A dividend cut and below par performance that “missed out on the easy gains” is not enough to push Hamish Baillie, lead manager of the £376m Ruffer Investment Trust, to change his defensive strategy.
In the annual report of the trust, Mr Ballie said after a strong year in 2016, the performance in 2017 has “been doing a fair impression of marching on the spot.”
The fund manager said he is “used to” such underperformance in a climate of equity markets rapidly rising, but where he believes a market downturn is on the horizon.
He said: “Following last year’s brief flirtation with reflation, which saw bond yields rise and cyclical/value stocks making gains, this year investors have flocked back to the ‘new normal’ universe of bond-like equities (consumer staples) and growth (tech).
"Introducing uncertainty over interest rates, bond yields and inflation is to say the least unlikely to be supportive of either equities in general or these crowded trades in particular.”
Mr Baillie added the trust is happy to be on the “sidelines” of such a market rally, and is “firmly” positioned for a market downturn.
The fund manager said 60 per cent of the trust’s capital is deployed in what he believes are “defensive” assets.
Five of the top ten holdings in the trust are UK or US government bonds. The UK government bond exposure is in in index-linked gilts, that is, bonds where the interest rate rises in line with inflation.

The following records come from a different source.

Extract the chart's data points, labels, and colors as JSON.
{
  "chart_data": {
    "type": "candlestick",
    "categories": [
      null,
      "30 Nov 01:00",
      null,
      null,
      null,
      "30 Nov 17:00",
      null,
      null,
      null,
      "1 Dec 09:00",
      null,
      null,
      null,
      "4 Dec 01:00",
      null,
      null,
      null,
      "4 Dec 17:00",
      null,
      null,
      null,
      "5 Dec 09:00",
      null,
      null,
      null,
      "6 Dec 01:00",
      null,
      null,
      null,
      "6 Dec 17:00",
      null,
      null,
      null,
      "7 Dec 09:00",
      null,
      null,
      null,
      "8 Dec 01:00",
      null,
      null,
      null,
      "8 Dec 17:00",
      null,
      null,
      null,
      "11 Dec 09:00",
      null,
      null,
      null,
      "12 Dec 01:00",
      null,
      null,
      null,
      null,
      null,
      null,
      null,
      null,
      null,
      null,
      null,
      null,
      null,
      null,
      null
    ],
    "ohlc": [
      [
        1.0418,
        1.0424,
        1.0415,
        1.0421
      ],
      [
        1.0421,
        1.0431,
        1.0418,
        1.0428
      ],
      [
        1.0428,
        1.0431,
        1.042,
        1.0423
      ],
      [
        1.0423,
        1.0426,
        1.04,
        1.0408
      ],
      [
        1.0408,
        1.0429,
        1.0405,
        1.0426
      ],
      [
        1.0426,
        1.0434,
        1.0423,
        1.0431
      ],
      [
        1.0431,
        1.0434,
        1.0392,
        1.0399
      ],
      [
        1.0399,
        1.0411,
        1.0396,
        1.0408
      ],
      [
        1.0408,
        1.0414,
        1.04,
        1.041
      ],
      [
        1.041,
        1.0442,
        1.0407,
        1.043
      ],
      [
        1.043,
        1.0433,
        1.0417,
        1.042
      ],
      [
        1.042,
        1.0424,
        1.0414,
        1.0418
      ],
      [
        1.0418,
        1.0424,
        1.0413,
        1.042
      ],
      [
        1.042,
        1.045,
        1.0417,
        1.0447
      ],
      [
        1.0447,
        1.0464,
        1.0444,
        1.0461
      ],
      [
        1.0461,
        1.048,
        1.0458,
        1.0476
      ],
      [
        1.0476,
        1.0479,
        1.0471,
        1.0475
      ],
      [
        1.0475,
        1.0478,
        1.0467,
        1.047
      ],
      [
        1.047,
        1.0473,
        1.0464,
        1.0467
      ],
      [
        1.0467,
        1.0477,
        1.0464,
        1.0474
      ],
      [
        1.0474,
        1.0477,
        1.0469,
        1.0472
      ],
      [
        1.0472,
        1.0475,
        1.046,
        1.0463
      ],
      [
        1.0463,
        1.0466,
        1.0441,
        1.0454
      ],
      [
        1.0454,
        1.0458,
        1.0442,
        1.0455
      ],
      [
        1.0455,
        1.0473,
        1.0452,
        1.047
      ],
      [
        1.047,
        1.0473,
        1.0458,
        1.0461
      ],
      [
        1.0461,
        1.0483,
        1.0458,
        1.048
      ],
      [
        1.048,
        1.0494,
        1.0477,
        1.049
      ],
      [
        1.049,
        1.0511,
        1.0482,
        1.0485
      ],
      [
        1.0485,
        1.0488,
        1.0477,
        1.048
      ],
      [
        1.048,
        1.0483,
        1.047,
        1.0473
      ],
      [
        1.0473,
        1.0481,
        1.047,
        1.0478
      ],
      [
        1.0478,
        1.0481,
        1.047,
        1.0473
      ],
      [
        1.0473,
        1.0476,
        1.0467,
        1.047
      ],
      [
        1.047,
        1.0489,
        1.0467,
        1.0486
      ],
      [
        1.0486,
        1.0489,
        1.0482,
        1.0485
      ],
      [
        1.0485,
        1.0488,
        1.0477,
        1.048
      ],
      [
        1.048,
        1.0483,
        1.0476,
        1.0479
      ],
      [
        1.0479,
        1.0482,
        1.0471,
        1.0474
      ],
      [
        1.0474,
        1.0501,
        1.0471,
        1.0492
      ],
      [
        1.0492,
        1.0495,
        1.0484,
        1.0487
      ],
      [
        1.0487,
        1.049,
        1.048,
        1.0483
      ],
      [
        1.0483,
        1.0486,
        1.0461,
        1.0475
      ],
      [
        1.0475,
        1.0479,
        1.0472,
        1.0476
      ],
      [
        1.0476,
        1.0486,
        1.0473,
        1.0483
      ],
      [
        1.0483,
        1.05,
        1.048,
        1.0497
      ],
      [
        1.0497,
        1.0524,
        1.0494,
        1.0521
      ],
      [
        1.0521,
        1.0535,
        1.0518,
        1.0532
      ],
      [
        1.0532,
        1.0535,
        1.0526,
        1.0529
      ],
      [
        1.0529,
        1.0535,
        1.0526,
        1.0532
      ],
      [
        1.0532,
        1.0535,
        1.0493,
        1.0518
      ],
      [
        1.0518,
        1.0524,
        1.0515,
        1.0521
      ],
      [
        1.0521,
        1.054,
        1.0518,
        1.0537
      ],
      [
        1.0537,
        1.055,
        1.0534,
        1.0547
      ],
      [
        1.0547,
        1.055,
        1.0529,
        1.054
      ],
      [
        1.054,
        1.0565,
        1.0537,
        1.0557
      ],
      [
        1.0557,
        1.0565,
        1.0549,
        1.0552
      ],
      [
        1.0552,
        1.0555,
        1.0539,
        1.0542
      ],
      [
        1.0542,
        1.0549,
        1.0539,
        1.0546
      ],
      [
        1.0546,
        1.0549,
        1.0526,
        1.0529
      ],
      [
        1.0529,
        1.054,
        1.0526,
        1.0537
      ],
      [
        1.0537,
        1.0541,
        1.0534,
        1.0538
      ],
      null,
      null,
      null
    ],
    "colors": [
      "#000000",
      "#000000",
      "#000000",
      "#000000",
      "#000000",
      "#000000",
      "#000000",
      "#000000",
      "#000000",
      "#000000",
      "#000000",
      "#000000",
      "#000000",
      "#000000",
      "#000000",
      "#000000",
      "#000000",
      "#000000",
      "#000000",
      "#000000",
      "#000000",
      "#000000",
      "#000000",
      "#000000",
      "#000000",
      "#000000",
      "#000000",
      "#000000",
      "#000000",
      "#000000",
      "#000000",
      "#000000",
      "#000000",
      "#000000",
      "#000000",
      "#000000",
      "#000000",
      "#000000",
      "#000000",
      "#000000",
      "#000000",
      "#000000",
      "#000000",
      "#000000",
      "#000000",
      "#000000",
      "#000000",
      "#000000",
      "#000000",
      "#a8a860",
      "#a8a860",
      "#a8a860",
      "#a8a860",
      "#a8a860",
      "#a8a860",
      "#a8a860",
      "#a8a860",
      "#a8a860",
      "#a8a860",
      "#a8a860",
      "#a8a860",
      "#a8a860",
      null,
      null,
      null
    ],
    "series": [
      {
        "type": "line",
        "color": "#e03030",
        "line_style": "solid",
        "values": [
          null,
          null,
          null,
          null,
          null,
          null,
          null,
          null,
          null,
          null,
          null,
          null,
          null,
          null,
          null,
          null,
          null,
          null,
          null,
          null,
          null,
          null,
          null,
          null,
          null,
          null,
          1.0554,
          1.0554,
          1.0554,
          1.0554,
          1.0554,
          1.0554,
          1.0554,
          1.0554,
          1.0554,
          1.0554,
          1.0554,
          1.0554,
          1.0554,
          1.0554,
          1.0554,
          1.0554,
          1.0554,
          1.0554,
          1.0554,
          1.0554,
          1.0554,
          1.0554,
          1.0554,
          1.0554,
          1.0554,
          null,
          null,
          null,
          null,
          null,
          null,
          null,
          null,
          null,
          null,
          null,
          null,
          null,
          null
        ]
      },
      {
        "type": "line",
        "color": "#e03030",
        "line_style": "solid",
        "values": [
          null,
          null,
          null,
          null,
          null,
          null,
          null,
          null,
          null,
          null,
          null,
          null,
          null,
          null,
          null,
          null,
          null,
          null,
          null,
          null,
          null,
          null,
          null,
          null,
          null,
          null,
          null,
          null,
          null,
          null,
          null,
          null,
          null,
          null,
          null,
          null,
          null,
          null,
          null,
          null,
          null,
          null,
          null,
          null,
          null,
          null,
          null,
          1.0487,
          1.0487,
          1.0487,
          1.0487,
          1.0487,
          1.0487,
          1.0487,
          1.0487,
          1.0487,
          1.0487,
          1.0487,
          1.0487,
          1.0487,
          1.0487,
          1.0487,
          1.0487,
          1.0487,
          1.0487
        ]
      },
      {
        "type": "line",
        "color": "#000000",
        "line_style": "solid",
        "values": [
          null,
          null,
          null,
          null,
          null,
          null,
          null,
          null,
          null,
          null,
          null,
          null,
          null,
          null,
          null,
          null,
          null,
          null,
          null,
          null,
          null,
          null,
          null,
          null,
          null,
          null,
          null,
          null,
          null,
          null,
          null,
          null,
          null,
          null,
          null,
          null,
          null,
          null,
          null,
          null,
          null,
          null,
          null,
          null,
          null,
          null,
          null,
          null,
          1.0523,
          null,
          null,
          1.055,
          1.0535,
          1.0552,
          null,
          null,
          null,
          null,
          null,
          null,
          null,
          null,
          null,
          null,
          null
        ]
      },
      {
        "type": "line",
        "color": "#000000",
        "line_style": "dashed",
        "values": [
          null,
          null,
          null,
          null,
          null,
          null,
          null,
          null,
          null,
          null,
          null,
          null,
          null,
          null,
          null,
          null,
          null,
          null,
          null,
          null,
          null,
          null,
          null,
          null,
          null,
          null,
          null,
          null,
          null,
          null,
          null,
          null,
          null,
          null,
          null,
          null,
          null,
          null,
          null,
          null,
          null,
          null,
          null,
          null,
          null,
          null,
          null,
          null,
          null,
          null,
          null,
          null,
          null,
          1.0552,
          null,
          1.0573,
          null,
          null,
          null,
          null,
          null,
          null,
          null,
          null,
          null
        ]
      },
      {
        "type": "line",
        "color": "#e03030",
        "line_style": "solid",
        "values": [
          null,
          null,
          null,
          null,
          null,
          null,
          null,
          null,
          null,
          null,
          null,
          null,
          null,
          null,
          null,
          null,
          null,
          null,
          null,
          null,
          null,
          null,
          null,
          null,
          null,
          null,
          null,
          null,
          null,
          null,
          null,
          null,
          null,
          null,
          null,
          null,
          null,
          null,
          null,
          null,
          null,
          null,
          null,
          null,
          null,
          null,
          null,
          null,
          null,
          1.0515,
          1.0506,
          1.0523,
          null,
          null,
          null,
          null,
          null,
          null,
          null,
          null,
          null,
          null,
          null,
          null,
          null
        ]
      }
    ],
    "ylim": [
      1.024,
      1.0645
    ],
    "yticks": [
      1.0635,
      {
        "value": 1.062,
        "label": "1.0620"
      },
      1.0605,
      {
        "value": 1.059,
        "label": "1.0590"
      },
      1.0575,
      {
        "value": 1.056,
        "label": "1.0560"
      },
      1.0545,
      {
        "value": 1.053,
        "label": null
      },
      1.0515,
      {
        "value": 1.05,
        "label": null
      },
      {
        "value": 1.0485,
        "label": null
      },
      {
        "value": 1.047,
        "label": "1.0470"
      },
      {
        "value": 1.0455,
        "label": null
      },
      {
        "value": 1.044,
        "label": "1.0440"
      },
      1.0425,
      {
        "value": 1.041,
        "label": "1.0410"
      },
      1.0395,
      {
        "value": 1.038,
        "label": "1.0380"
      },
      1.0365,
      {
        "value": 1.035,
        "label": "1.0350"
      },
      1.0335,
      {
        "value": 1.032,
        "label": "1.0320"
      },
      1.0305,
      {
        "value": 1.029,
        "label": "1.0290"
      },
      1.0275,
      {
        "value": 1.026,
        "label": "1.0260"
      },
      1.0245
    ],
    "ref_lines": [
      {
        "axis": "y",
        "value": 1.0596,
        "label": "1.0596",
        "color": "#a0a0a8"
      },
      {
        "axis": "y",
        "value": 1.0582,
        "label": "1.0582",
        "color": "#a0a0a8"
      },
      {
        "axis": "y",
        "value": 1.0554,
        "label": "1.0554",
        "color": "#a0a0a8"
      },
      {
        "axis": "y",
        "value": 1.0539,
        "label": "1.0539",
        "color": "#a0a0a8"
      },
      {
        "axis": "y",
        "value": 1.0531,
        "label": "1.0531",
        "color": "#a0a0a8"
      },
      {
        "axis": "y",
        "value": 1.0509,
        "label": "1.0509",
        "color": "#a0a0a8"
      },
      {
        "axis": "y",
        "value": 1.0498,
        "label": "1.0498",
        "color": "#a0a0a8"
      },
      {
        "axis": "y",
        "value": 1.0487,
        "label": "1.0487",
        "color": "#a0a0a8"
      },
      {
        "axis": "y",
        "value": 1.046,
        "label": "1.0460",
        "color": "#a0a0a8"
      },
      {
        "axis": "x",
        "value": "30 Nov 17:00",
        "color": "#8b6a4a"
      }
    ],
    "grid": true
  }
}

It has long been the view of Baillie and his colleagues that the consequence of the policy of quantitative easing and low interest rates will be a marked increase in inflation over the long-term.
The annual report of the trust confirmed Ruffer’s annual dividend could be cut this year, after already announcing a cut in the interim dividend.
The chairman of the trust said for several years the dividend had been paid partly from capital gains. The board of the Ruffer Investment Trust believe this is “not in shareholders interests.” .
The board added they wish to give the fund manager “maximum flexibility” when choosing investments, rather than having to choose investments in order to pay a dividend.
The interim dividend was cut from 1.7p to 0.9p in February, and the board stated in the annual report they will “not hesitate” to cut the full year dividend if they deem it necessary.
Despite those travails, the board of the Ruffer Investment Trust have regularly been issuing new shares and the trust trades at a premium to net assets of 1.4 per cent.
The intention is to issue sufficient shares to grow the size of the trust to £500m “in the coming years” to improve liquidity.
Another investor who is adopting a distinctly cautious approach is Peter Elston, who runs the £78.4m Seneca Global Income and Growth Investment Trust.
In his latest note to clients he said: “I am anticipating a global economic downturn in or around 2020. This, I think, would precipitate a global equity bear market, beginning some time in 2019. I might be early, but that’s better than late.